墨堔看著仍舊不知道自己此時的姿態有多誘人的白璇,目光漸漸發熱,發燙。
他俯身爬上床,雙手支撐在白璇耳後的兩側。
白璇看到眼前忽然附上了一個人影,當即一愣,望著男人那張俊朗無比的面容,心跳好似驟停了一般。
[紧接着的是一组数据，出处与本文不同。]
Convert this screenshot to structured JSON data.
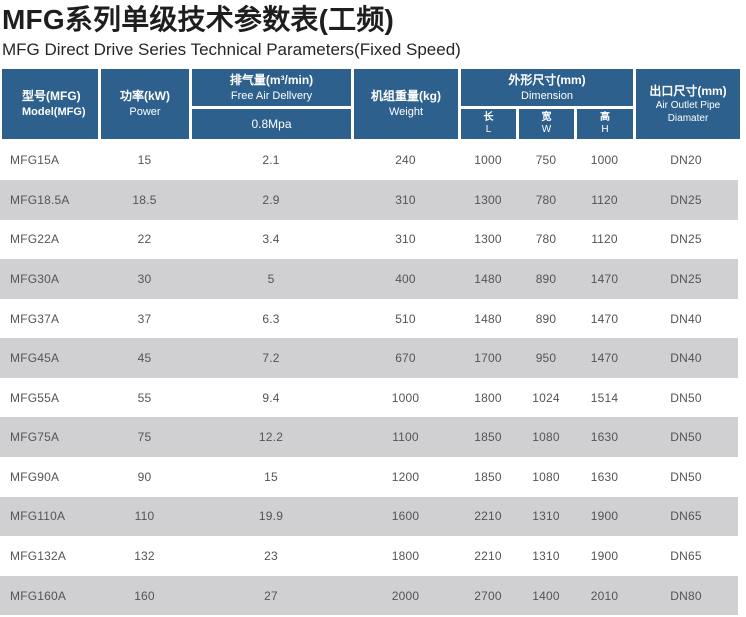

她看著撐著床,似壓又沒壓到她的墨堔,有些艱難的咽了咽口水。
她一開口,聲音都變了,「墨堔哥哥,怎……怎麼了?」
墨堔單手撐在床上,一手綹起她的一抹髮絲,在指尖纏繞。
他聲音沙啞中透著一股致命的姓感,「之前你以為我掀你裙子是想要幹嘛?」
他明知故問。
白璇頓時羞紅了臉,她稍稍移開了一下視線,不敢與他直視,
「我沒有以為啊……」
她撒謊的時候,耳根會紅,會燙。
墨堔輕輕的捏了捏她小巧的耳垂,她耳朵不僅紅,還有點燙,明顯就是心虛。
他笑,「小白,撒謊是個不好的習慣。來,再給你一次機會。說說,你剛剛以為我想對你做什麼?」
明明三十來歲的男人了,此時卻像個二十歲出頭的小夥子,性子惡劣的很。
明知道白璇臉皮薄,不經逗,可他偏偏就愛極了她面紅耳赤,不知所措的模樣。